2. Google DeepMind published new protein folding results...
3. OpenAI announced enterprise partnerships for GPT-5...
[Tokens: 1420 in / 287 out]
> /nosearch
Web search disabled.
> Explain transformers in simple terms
A transformer is a neural network architecture that processes all
parts of an input simultaneously rather than sequentially...
[Tokens: 2580 in / 195 out]
> /quit
Goodbye.
Key TypeScript Patterns
Use as const to narrow tool type literals:
const tools = [{ type: "web_search" as const }];
Streaming event type narrowing
Check chunk.type before accessing event-specific fields:
for await (const chunk of stream) {
if (chunk.type === "response.output_text.delta") {
process.stdout.write((chunk as any).delta);
}
}
Typed error handling
try {
// API call
} catch (error) {
if (error instanceof Perplexity.APIConnectionError) {
// Handle network issues
} else if (error instanceof Perplexity.RateLimitError) {
// Handle rate limits
}
}
Conversation history is preserved across turns, so the model can reference earlier messages.

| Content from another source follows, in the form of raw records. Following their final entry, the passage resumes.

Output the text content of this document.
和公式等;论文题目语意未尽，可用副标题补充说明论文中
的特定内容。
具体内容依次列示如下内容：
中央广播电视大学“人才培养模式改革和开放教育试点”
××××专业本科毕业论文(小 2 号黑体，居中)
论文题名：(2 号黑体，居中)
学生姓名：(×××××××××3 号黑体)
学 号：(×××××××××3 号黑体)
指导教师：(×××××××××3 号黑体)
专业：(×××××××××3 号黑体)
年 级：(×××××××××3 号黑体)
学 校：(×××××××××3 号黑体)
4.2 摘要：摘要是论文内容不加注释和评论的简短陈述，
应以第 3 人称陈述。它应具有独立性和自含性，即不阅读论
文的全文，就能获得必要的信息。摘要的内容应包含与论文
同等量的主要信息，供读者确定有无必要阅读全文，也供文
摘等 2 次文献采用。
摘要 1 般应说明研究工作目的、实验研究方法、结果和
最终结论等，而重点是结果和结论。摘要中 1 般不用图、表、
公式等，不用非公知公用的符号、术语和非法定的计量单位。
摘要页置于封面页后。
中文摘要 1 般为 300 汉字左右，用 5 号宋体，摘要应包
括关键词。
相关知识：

Use /clear to start a fresh conversation without restarting the CLI.
Limitations
- The CLI uses Node.js
readline, which does not support arrow-key history navigation. For a richer experience, consider inquirer or prompts.
- Conversation history is in-memory only and lost when the process exits.
- Streaming events may vary by model provider. The
response.output_text.delta event is consistent across all models.